19 junho 2025

Quando é que uma piada deixa de ser piada?

Vivemos tempos curiosos, humoristas em tribunal por piadas que geram processos. Juízes a decidir o que se pode ou não dizer em palco, um comediante condenado porque, dizem, as suas piadas passaram do riso à ofensa. Não estou dentro dos assuntos destes casos actuais em concreto, o que me interessa é o dilema que fica no ar. Até onde vai, ou deve ir, a liberdade de expressão? Quando é que uma piada deixa de ser apenas isso?

Sou alentejano, cresci a ouvir anedotas sobre alentejanos, umas com graça, outras nem tanto. Nunca me passou pela cabeça meter alguém em tribunal por causa disso, talvez devesse ter feito e enriquecido à base de indemnizações. Mas imagine-se, se alguém me disser “João, seu alentejano preguiçoso”, o que é isto? Uma piada? Uma provocação? Uma ofensa? Depende de quem diz? Depende do tom? Do contexto? Se for num jantar entre amigos? Se for num espectáculo de stand-up? Ou se for em resposta a este post? Deduzo que a linha exista, mas alguém sabe exactamente onde?

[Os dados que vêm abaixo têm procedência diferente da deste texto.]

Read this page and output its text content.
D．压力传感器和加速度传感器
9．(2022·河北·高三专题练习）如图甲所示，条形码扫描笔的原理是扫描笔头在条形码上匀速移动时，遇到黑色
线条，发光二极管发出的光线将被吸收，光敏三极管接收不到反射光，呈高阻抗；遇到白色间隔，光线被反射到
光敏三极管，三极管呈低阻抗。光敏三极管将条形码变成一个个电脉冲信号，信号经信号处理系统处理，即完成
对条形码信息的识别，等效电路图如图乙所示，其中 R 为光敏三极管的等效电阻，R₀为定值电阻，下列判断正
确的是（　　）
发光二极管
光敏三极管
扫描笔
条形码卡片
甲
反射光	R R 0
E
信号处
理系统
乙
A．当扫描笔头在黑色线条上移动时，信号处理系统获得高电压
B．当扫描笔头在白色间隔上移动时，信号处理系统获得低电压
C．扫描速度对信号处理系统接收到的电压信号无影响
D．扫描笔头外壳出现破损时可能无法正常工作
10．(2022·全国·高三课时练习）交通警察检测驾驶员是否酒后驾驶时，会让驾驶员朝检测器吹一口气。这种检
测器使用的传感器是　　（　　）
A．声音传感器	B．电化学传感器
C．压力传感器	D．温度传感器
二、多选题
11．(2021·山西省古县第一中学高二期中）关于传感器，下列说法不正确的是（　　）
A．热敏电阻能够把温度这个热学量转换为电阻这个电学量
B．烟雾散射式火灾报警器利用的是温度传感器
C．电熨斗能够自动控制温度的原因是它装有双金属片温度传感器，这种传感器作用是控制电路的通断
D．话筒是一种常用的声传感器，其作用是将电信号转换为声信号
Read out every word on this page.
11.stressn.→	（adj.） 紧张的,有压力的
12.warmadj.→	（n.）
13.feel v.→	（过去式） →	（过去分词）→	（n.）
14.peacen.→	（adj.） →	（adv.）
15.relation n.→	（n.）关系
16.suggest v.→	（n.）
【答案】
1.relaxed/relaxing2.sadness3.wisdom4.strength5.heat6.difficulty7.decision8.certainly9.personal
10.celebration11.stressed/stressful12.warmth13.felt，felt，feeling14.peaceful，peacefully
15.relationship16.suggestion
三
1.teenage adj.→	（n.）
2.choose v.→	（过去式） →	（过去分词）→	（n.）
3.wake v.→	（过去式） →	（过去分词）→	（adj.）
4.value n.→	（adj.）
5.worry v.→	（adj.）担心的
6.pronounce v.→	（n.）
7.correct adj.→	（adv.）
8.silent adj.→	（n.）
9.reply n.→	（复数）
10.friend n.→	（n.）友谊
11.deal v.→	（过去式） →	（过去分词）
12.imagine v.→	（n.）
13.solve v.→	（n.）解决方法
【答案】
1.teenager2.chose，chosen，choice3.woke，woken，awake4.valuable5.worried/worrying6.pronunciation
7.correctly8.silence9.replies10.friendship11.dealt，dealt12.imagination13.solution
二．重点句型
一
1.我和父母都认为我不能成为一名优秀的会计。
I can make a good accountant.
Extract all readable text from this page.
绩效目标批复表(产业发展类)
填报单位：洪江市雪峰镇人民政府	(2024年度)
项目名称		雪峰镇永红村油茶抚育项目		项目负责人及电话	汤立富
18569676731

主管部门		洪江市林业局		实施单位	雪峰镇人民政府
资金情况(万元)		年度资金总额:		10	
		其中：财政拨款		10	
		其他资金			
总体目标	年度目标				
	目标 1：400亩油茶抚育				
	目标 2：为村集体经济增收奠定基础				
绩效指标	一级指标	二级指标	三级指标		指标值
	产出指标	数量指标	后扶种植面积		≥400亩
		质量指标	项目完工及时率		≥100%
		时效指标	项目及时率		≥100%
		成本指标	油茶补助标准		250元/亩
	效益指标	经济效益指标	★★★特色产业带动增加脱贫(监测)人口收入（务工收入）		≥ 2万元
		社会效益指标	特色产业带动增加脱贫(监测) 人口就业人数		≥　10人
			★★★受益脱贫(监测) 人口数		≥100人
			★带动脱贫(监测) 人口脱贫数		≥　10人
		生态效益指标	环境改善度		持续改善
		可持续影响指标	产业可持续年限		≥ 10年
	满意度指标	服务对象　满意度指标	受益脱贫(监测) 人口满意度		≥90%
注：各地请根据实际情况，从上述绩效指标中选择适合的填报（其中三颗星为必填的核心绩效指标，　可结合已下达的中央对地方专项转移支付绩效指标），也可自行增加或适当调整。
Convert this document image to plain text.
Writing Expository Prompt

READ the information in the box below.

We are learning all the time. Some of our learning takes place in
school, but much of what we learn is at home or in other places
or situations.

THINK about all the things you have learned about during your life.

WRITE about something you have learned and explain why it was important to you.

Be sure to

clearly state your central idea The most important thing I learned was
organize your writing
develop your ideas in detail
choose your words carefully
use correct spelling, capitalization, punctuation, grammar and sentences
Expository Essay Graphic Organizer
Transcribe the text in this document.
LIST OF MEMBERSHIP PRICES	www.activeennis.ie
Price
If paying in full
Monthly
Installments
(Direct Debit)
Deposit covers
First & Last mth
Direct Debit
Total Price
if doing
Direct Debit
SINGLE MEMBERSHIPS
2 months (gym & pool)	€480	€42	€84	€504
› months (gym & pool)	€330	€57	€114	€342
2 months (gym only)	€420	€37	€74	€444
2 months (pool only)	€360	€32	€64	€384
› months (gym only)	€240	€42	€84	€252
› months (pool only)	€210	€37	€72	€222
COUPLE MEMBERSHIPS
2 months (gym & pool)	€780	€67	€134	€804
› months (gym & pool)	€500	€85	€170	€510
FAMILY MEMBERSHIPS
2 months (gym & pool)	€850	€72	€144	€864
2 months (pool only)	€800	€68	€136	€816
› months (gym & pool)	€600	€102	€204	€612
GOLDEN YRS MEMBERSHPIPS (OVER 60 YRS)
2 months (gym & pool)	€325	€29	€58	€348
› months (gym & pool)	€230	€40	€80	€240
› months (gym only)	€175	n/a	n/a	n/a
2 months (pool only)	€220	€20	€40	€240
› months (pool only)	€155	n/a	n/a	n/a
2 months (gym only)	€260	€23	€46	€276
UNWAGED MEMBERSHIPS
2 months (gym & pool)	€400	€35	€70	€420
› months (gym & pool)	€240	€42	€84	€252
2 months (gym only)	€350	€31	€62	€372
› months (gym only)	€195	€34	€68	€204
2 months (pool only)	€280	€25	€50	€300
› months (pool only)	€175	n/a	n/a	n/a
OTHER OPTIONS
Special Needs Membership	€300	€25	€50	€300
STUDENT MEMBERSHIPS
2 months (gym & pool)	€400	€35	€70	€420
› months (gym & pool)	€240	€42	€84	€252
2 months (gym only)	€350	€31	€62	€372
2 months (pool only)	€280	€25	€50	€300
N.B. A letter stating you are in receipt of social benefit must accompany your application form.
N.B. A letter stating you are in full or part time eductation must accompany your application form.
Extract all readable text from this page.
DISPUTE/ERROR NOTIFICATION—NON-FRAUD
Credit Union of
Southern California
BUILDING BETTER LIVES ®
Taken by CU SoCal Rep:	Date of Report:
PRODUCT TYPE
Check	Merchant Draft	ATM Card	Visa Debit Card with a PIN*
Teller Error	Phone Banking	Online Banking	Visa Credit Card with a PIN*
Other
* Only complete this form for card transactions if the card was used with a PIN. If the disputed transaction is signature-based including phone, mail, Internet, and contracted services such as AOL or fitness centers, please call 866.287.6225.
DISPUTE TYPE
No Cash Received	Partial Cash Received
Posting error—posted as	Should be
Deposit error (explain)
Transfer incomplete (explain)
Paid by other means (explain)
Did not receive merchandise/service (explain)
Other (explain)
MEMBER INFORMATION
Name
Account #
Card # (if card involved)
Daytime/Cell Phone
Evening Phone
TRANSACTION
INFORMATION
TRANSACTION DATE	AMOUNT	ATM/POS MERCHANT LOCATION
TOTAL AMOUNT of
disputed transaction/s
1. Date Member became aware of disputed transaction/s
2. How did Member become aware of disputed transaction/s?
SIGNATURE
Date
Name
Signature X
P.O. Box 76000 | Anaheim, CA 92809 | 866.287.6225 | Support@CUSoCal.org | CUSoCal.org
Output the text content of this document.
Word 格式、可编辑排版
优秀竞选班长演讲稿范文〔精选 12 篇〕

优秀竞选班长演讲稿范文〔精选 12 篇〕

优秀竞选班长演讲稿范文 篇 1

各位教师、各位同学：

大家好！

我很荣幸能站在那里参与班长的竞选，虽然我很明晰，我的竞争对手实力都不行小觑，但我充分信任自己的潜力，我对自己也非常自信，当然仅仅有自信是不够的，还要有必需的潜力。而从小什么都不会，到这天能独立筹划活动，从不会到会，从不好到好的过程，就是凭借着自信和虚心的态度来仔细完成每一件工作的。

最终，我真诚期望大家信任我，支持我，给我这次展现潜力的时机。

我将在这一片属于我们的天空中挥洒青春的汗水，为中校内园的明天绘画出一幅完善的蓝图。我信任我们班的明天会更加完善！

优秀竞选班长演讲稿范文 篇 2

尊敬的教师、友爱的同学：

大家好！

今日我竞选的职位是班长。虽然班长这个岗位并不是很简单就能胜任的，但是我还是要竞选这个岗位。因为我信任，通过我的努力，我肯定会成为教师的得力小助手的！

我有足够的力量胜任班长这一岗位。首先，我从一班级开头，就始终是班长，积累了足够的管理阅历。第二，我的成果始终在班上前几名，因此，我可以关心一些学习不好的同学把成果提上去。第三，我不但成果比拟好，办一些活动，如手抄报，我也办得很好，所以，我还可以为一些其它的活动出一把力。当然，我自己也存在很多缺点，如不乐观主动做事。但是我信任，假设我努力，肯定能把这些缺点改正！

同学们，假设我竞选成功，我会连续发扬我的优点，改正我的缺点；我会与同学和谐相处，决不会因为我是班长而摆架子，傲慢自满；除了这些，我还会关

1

E os humoristas, devem ter mais liberdade do que os outros? Mas não deveriam ter também mais responsabilidade? Não é o humor, por natureza, um exercício arriscado, que vive no fio da navalha entre o que faz rir e o que pode magoar? E, se assim é, não convém que quem o faz tenha noção do risco? E não seria também desejável que quem vive a provocar saiba, por vezes, aguentar o troco?

Depois, claro, há o humor negro. Uma piada sobre um tema duro: doença, tragédia, morte. Está-se a exorcizar um medo, a aliviar um peso colectivo? Ou a gozar com quem já sofre? E se quem ouve não percebe a intenção? Culpa de quem disse? Culpa de quem ouviu? Culpa do mundo em que vivemos?

E aqui chegamos ao que talvez seja o mais delicado. Será que o problema é apenas dos “ofendidos”? Ou também há humoristas que confundem liberdade com impunidade? Que esquecem que o direito de dizer não é o mesmo que o direito de não ouvir respostas? Porque uma piada, mesmo sendo uma piada, não acontece no vazio. Tem contexto, tem consequências e ninguém está acima disso.

Por fim, o ambiente em que vivemos., não só no humor há problemas de limites de expressão, mas no dia a dia também, cada vez mais pessoas já não dizem o que pensam. Não por respeito, mas por medo. Medo de ser rotuladas, atacadas, ou como se diz agora "canceladas". Quantos alinham no discurso do politicamente correcto, ou nas modas da chamada agenda woke, porque é isso que a empresa espera? É mais seguro “ir com a maré” do que arriscar um comentário desalinhado? 

Quantos preferem calar-se em vez de dizer, que querem contractar a melhor pessoa para função? Não o melhor homem, ou melhor mulher, ou melhor que se identifique com algo diferente, mas sim quem for realmente o mais competente para a função e não por necessidade de cumprir quotas inclusivas. 

E em política? Quantos têm hoje coragem para dizer em quem votam, ou que partido apoiam, sabendo que ao fazê-lo correm o risco de ser de imediato rotulados de radicais ou extremistas? Não estará aí um novo tipo de censura, mais subtil, mas nem por isso menos real?

Enquanto maçom, não posso deixar de pensar nisto com preocupação. A liberdade de expressão sempre foi um dos valores maiores que defendemos. Mas não há liberdade sem responsabilidade, nem humor sem limites e nem vida em sociedade sem algum equilíbrio entre o que se diz e o que se ouve.

Não tenho respostas, nem é esse o objectivo deste post, apenas deixo perguntas: 

  • O que é, hoje, uma piada? O que é uma ofensa? Quem decide? 
  • Queremos mesmo viver num mundo onde a fronteira entre uma e outra seja traçada pelos tribunais? 
  • Ou pelos tribunais da opinião pública? 
Talvez valha a pena pensarmos nisto. Se não for a rir, que seja pelo menos com um pouco mais de liberdade.